Enfin, les quatrième et cinquième parties, très différentes des précédentes – à l’exception du chapitre 14, abordant la volonté de certains acteurs, tels Boissel et Salaville, de concevoir une République démocratique végétarienne – portent sur « une histoire politique de l’animalité et de l’animalisation comme forme politique disqualifiante de l’adversaire » (p. 23). L’animal n’est plus un symbole idéalisé pour penser l’égalité citoyenne, mais bien un outil pour lutter contre les individus nuisibles et dangereux. Pierre Serna démontre comment, après la Terreur, la violence – sous toutes ses formes – a contribué à augmenter la crainte de certains à l’égard du peuple, associé à des bêtes primitives à abattre. Il y a donc une nécessité de réfuter l’idée selon laquelle tous les citoyens soient égaux. L’auteur tente de retracer le moment précis de cette transition, qu’il associe essentiellement à 1795 – même s’il admet que dès 1789 ce type de discours existe chez une fraction de la société française – quand plusieurs figures hybrides du « peuple bête » – homme-tigre, nègre-singe, femme-femelle – sont mises de l’avant afin d’écarter de l’action politique les masses populaires, les femmes et les gens à la couleur de peau différente. Car pour cette France consulaire, « sortir de la Terreur, c’est aussi refonder l’esclavagisme » (p. 328).
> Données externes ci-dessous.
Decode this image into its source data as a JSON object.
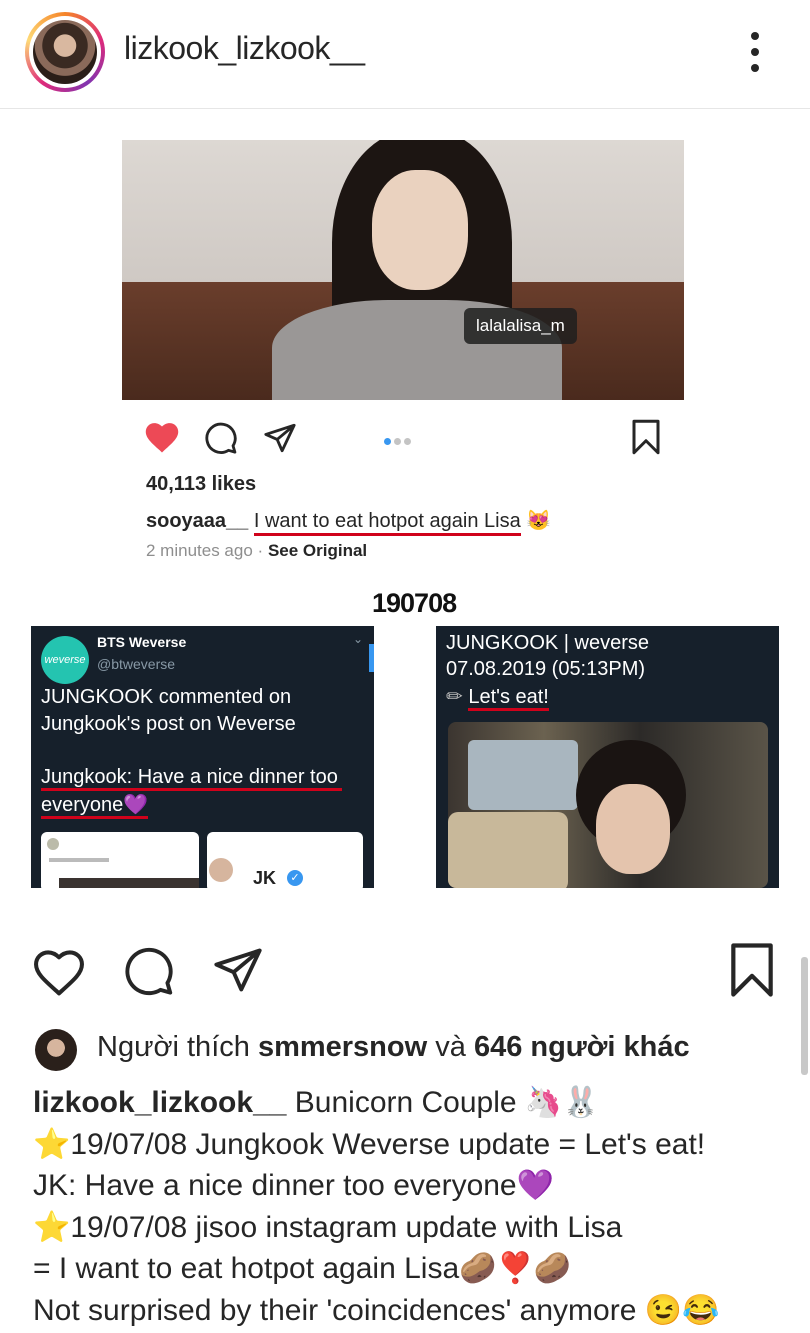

Comme des bêtes – deuxième opus de l’auteur après L’Animal en République[2] – avance donc des réflexions novatrices autour d’un pan historiographique d’histoire politique qui mériterait d’être mis davantage de l’avant. Il reste que celui qui cherche une évolution de la condition animale de 1750 à 1840 a des chances de n’être pas tout à fait rassasié une fois la lecture du livre terminée. En utilisant plusieurs sources diversifiées[3], Pierre Serna souhaite plutôt offrir de façon simultanée « une histoire de la Révolution au travers des animaux et une histoire des animaux en Révolution » (p. 22). En revanche, l’historien prend bien soin de contextualiser les propos qu’il avance – ce qui enrichit assurément son argumentaire – tout en ne se limitant pas uniquement aux années de la Révolution, mais en poursuivant sous le Consulat, l’Empire et jusqu’au début du XIXe siècle. En plaçant la question de l’égalité au centre de son ouvrage – car encore aujourd’hui, le droit des êtres humains et des animaux renvoie à plusieurs interrogations sur notre propre système de justice –, Pierre Serna illustre pourquoi l’histoire est utile pour comprendre et appréhender quelques-unes de nos propres préoccupations politiques contemporaines : racisme, sexisme, écologie, végétarisme, etc. Une démarche que le directeur de la collection « La chose publique » des éditions Champ Vallon favorise depuis plusieurs années, comme en témoignent ses nombreux travaux.